The mission of these educational pamphlets is to "promote fair and positive understanding of all human beings regardless of sexual orientation, sex, gender identity, nationality, race, ethnicity, age, or abilities, by educating and advocating for fundamental structural change and personal healing," according to the Project's website.

Minor says he was tired of seeing gays and lesbians corner themselves into the role of sufferers.

"I wanted LGBT people to get out of the victim role -- that's the position which starts with the idea that WE have something to explain and justify," Minor said. "We don't. They need to get over it and we need to stop taking the defensive position.

The first pamphlet in the series is entitled "When You're Having a Religious Argument" and describes strategies for keeping cool and refuting common arguments against homosexuality.

There are three major points the pamphlet discusses. They include: advising people to confront their own shortcomings and relationships with religion; understanding the inaccurate claims used by many theologians; and confronting the real motives and issues hidden under the veil of religious argument.

Minor says the LGBT community needs to be more focused in its presentation to mainstream society.

"[I] want us to develop our own set of sound bites," Minor said. "We've not been good about our public presentation.

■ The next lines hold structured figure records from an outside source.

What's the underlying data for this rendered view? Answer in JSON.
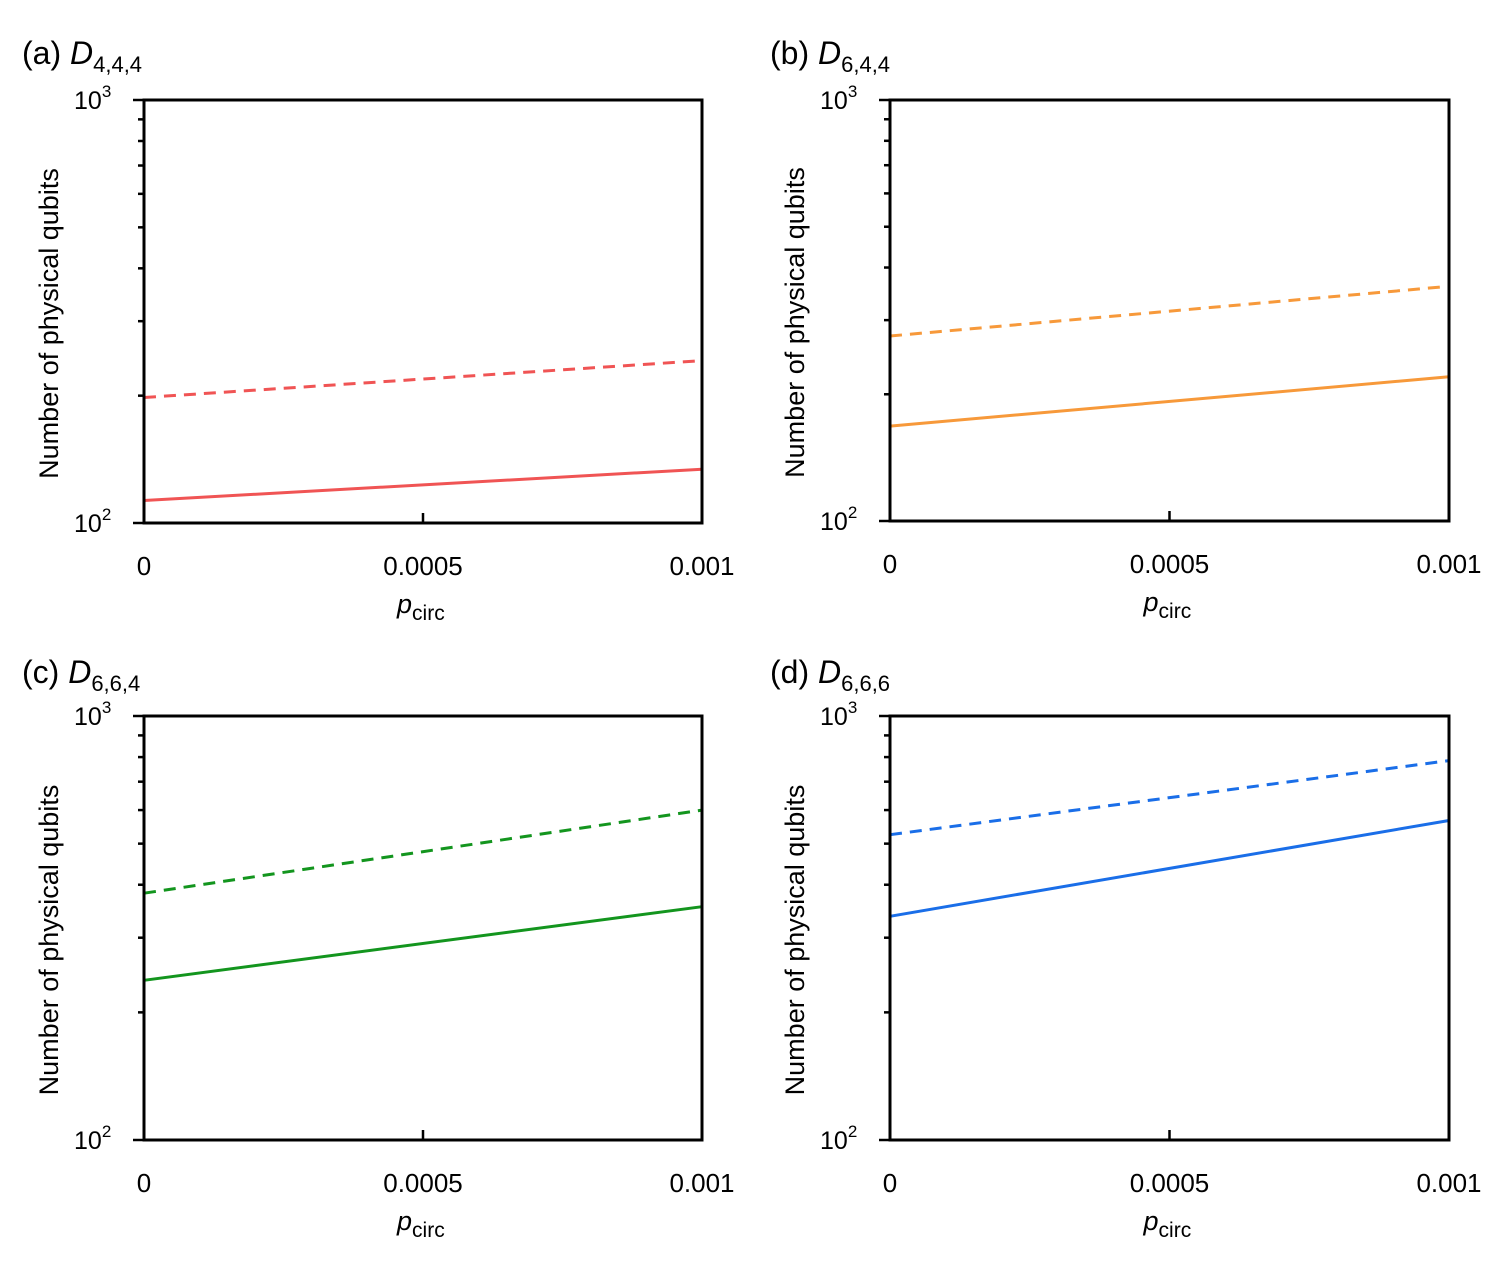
{
  "chart_data": [
    {
      "type": "line",
      "panel_label": "(a)",
      "title_symbol": "D",
      "title_subscript": "4,4,4",
      "xlabel_symbol": "p",
      "xlabel_subscript": "circ",
      "ylabel": "Number of physical qubits",
      "xscale": "linear",
      "yscale": "log",
      "xlim": [
        0,
        0.001
      ],
      "ylim": [
        100,
        1000
      ],
      "x_ticks": [
        0,
        0.0005,
        0.001
      ],
      "x_tick_labels": [
        "0",
        "0.0005",
        "0.001"
      ],
      "y_tick_labels": [
        {
          "base": "10",
          "exp": "2"
        },
        {
          "base": "10",
          "exp": "3"
        }
      ],
      "color": "#f05454",
      "series": [
        {
          "style": "dashed",
          "x": [
            0,
            0.001
          ],
          "values": [
            198,
            242
          ]
        },
        {
          "style": "solid",
          "x": [
            0,
            0.001
          ],
          "values": [
            113,
            134
          ]
        }
      ]
    },
    {
      "type": "line",
      "panel_label": "(b)",
      "title_symbol": "D",
      "title_subscript": "6,4,4",
      "xlabel_symbol": "p",
      "xlabel_subscript": "circ",
      "ylabel": "Number of physical qubits",
      "xscale": "linear",
      "yscale": "log",
      "xlim": [
        0,
        0.001
      ],
      "ylim": [
        100,
        1000
      ],
      "x_ticks": [
        0,
        0.0005,
        0.001
      ],
      "x_tick_labels": [
        "0",
        "0.0005",
        "0.001"
      ],
      "y_tick_labels": [
        {
          "base": "10",
          "exp": "2"
        },
        {
          "base": "10",
          "exp": "3"
        }
      ],
      "color": "#f7993a",
      "series": [
        {
          "style": "dashed",
          "x": [
            0,
            0.001
          ],
          "values": [
            275,
            361
          ]
        },
        {
          "style": "solid",
          "x": [
            0,
            0.001
          ],
          "values": [
            168,
            220
          ]
        }
      ]
    },
    {
      "type": "line",
      "panel_label": "(c)",
      "title_symbol": "D",
      "title_subscript": "6,6,4",
      "xlabel_symbol": "p",
      "xlabel_subscript": "circ",
      "ylabel": "Number of physical qubits",
      "xscale": "linear",
      "yscale": "log",
      "xlim": [
        0,
        0.001
      ],
      "ylim": [
        100,
        1000
      ],
      "x_ticks": [
        0,
        0.0005,
        0.001
      ],
      "x_tick_labels": [
        "0",
        "0.0005",
        "0.001"
      ],
      "y_tick_labels": [
        {
          "base": "10",
          "exp": "2"
        },
        {
          "base": "10",
          "exp": "3"
        }
      ],
      "color": "#13951e",
      "series": [
        {
          "style": "dashed",
          "x": [
            0,
            0.001
          ],
          "values": [
            382,
            600
          ]
        },
        {
          "style": "solid",
          "x": [
            0,
            0.001
          ],
          "values": [
            238,
            355
          ]
        }
      ]
    },
    {
      "type": "line",
      "panel_label": "(d)",
      "title_symbol": "D",
      "title_subscript": "6,6,6",
      "xlabel_symbol": "p",
      "xlabel_subscript": "circ",
      "ylabel": "Number of physical qubits",
      "xscale": "linear",
      "yscale": "log",
      "xlim": [
        0,
        0.001
      ],
      "ylim": [
        100,
        1000
      ],
      "x_ticks": [
        0,
        0.0005,
        0.001
      ],
      "x_tick_labels": [
        "0",
        "0.0005",
        "0.001"
      ],
      "y_tick_labels": [
        {
          "base": "10",
          "exp": "2"
        },
        {
          "base": "10",
          "exp": "3"
        }
      ],
      "color": "#1a6ee8",
      "series": [
        {
          "style": "dashed",
          "x": [
            0,
            0.001
          ],
          "values": [
            525,
            785
          ]
        },
        {
          "style": "solid",
          "x": [
            0,
            0.001
          ],
          "values": [
            337,
            567
          ]
        }
      ]
    }
  ]
}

We've been right but not as effective as we could be. We're good at talking to ourselves while conservatives dominate talk radio. People remember the conservative sound bites, 'It's Adam and Eve, not Adam and Steve,' but what do they remember from liberals as we weigh the various opinions and issues and lose our audience?"

There are several other pamphlets on the way according to Minor. The second in the series will be titled "Burnout, Blowout and Breaking Up: Navigating the Hazards of Activist Leadership" and will deal with the pressures LGBT advocates face by being at the head of the activist movement. Two more pamphlets are in the making but are, as of yet, untitled.

Ultimately, the series is about the empowerment of the LGBT community, Minor says.

"The truth is LGBT people are fine," Minor says. "Society and its prejudices are sick. Let's believe that and act like we believe that."

Pamphlets are $2 apiece. To order any of the series send a check to The Fairness Project, PO Box 45604, Kansas City, MO 64171. © Liberty Press, 2002.


From Outlook News (Columbus, OH), September 13, 2002

Author to lead workshop on understanding Catholic crisis

COLUMBUS — Robert N. Minor, professor of Religious Studies at the University of Kansas and author of Scared Straight: Why It's So Hard to Accept Gay People and Why I's So Hard to Be Human will conduct a workshop on understanding homophobia during the PFLAG national conference.

Minor will discuss, "When Religion Compounds the Oppression: A Look at the Catholic Church Crisis" in which he strategizes how individuals can personally move beyond arguing religion and the Bible to get down to the deeper issues that need to change so that real change will take place.

Minor said, "… religious groups sanctify prejudices that our cultural hangs on to because something deeper is at stake."

Minor discusses this "something deeper" in his book, which was named a finalist for a Lambda Literary Award and an Independent Publisher Book Award.

"Issues of religious power, hierarchical authority, and institutional protection coupled with fear of loss and change are threatened when religious institutions are forced to rethink this issue. To protect the current status of the institution and prevent change, the institution responds in fear with doctrinal grandstanding, and diversionary tactics which at times may look like partial concessions," he said. © Outlook News, 2002.